The Bottle Collective will now seek to industrialise the production of a recyclable, high-speed, low-cost Dry Molded Fiber bottle – with a key focus on showing the technology is a viable alternative to single-use and commodity plastic bottles. Helping PulPac to demonstrate this, PA’s mechanical engineering, design, automation, and material sciences teams have already assisted in developing the Collective’s first functioning prototypes.

Tony Perrotta, PulPac Partnership Lead at PA Consulting, added, “Together with leading global consumer brand partners, we can fast-track the development of the world’s first Dry Molded Fiber bottle. This will make the most of our renewable resources while delivering significant positive impact to reduce today’s single use plastic pollution.”

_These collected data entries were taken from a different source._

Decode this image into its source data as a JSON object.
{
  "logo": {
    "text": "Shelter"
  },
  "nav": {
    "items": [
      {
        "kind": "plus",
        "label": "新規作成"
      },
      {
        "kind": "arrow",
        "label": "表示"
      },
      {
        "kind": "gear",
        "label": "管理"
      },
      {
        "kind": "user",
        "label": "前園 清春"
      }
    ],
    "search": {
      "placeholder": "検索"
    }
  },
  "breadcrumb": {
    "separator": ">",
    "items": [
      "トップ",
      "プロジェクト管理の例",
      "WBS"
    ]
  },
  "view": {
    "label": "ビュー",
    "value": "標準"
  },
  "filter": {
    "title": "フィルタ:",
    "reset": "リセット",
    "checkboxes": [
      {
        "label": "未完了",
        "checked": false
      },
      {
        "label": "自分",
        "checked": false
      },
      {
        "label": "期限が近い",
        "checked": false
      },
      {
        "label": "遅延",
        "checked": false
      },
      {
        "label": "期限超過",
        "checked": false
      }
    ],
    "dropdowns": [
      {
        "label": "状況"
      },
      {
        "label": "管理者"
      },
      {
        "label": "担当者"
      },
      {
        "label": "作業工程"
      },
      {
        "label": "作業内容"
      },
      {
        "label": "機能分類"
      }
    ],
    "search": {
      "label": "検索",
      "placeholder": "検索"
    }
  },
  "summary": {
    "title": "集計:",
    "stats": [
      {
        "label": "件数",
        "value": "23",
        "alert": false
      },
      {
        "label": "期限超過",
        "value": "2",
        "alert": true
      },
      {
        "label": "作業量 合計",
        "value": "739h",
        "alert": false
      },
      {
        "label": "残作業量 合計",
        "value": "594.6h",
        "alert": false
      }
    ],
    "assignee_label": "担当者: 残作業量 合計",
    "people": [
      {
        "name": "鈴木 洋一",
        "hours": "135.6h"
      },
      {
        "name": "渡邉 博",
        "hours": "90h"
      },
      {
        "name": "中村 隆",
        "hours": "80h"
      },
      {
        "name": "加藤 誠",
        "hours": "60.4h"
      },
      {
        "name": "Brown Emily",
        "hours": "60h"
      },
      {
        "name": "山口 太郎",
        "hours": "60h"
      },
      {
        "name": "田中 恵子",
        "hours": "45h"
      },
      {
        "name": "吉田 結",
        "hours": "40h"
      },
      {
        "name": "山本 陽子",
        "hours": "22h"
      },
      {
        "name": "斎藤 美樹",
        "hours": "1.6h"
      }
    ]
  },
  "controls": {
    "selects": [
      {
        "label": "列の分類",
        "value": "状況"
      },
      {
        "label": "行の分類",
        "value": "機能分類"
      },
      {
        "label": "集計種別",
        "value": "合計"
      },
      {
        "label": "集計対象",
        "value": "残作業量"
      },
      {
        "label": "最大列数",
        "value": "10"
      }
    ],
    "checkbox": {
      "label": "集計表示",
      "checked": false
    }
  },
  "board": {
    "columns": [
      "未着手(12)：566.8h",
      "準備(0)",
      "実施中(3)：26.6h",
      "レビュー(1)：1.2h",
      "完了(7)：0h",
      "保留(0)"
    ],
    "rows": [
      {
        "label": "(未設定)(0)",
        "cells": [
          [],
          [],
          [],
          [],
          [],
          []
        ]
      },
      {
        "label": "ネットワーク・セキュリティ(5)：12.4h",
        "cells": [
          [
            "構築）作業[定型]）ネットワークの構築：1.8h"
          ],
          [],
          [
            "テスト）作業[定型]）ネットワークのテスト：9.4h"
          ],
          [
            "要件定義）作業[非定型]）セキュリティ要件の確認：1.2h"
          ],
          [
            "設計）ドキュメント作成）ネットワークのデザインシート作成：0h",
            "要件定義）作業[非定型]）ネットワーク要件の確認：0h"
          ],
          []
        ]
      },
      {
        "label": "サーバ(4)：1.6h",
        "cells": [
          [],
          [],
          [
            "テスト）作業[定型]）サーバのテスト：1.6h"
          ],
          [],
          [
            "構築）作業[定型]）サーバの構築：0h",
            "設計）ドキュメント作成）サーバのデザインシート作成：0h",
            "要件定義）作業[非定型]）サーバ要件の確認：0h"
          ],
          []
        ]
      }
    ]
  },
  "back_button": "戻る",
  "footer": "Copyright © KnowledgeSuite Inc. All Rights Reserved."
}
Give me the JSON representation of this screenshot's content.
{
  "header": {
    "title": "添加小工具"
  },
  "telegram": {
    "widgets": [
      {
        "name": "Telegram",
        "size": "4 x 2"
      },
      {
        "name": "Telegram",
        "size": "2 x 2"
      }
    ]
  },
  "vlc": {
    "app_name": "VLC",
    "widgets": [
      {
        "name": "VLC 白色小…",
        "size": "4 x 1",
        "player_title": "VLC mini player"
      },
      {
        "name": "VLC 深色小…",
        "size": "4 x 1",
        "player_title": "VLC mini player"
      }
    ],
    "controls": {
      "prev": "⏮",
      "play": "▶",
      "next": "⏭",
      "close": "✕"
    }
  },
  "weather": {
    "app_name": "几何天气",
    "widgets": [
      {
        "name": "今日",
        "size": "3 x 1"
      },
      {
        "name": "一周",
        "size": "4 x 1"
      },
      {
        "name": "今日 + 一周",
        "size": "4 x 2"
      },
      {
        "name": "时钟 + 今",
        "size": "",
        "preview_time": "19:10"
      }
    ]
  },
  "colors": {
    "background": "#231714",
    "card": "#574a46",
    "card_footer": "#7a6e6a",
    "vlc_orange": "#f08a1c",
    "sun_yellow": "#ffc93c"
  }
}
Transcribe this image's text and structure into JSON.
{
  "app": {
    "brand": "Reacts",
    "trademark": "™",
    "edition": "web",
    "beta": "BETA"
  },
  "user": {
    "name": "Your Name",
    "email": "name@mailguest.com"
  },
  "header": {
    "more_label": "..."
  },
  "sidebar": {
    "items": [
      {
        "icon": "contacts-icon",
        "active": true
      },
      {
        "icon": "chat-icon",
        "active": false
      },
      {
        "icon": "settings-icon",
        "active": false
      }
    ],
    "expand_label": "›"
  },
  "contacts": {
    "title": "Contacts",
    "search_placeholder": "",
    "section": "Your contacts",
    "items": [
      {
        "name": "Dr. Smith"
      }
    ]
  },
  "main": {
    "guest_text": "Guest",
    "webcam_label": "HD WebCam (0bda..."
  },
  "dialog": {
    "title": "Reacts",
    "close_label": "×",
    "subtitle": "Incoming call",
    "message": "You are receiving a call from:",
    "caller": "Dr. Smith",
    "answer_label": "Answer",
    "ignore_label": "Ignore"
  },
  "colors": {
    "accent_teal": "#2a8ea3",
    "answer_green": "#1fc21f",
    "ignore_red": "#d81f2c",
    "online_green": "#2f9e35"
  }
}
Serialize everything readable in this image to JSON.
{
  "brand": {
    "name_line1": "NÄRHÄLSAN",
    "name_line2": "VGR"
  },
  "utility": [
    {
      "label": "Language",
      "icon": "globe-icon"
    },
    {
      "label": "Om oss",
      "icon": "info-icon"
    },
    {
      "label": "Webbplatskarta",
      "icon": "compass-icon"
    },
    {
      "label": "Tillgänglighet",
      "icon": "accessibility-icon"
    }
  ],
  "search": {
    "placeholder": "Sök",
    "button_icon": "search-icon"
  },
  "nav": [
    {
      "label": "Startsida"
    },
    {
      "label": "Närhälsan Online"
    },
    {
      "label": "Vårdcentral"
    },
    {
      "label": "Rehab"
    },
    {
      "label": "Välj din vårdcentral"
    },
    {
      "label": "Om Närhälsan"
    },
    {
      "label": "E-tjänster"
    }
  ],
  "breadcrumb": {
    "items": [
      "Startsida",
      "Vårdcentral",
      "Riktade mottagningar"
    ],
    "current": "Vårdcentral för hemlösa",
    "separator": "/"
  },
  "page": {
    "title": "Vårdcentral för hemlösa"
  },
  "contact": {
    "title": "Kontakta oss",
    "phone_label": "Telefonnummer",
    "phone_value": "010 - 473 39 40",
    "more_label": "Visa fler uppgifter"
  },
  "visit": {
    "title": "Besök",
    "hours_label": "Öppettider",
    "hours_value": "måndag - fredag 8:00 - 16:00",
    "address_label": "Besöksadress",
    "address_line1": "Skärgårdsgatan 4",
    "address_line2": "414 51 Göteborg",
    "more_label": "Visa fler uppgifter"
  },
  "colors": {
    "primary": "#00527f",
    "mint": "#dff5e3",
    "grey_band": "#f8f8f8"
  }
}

Dry Molded Fiber uses renewable pulp and cellulose resources to produce low-cost, high-performance fiber-based packaging. The manufacturing process uses less CO2 than plastic and conventional wet moulding options. With almost no water used in manufacturing, the process creates a highly versatile container mould for consumer companies, which would be ideal for water, dairy, non-carbonated soft drinks, adult beverages, detergent, skin care, or hair care – among other options.

Due to this versatility, the project is already building corporate momentum. Multiple brand partners have already joined the Collective, to continue developing and scaling fiber bottles by 2025.

Perrotta concluded, “We have the technology. We have a functioning prototype and process. We are now ready to enter the next stage - demonstration that our Dry Molded Fiber bottles are capable of being produced at the speed, volume, and cost necessary to match the massive scale of this global industry challenge.”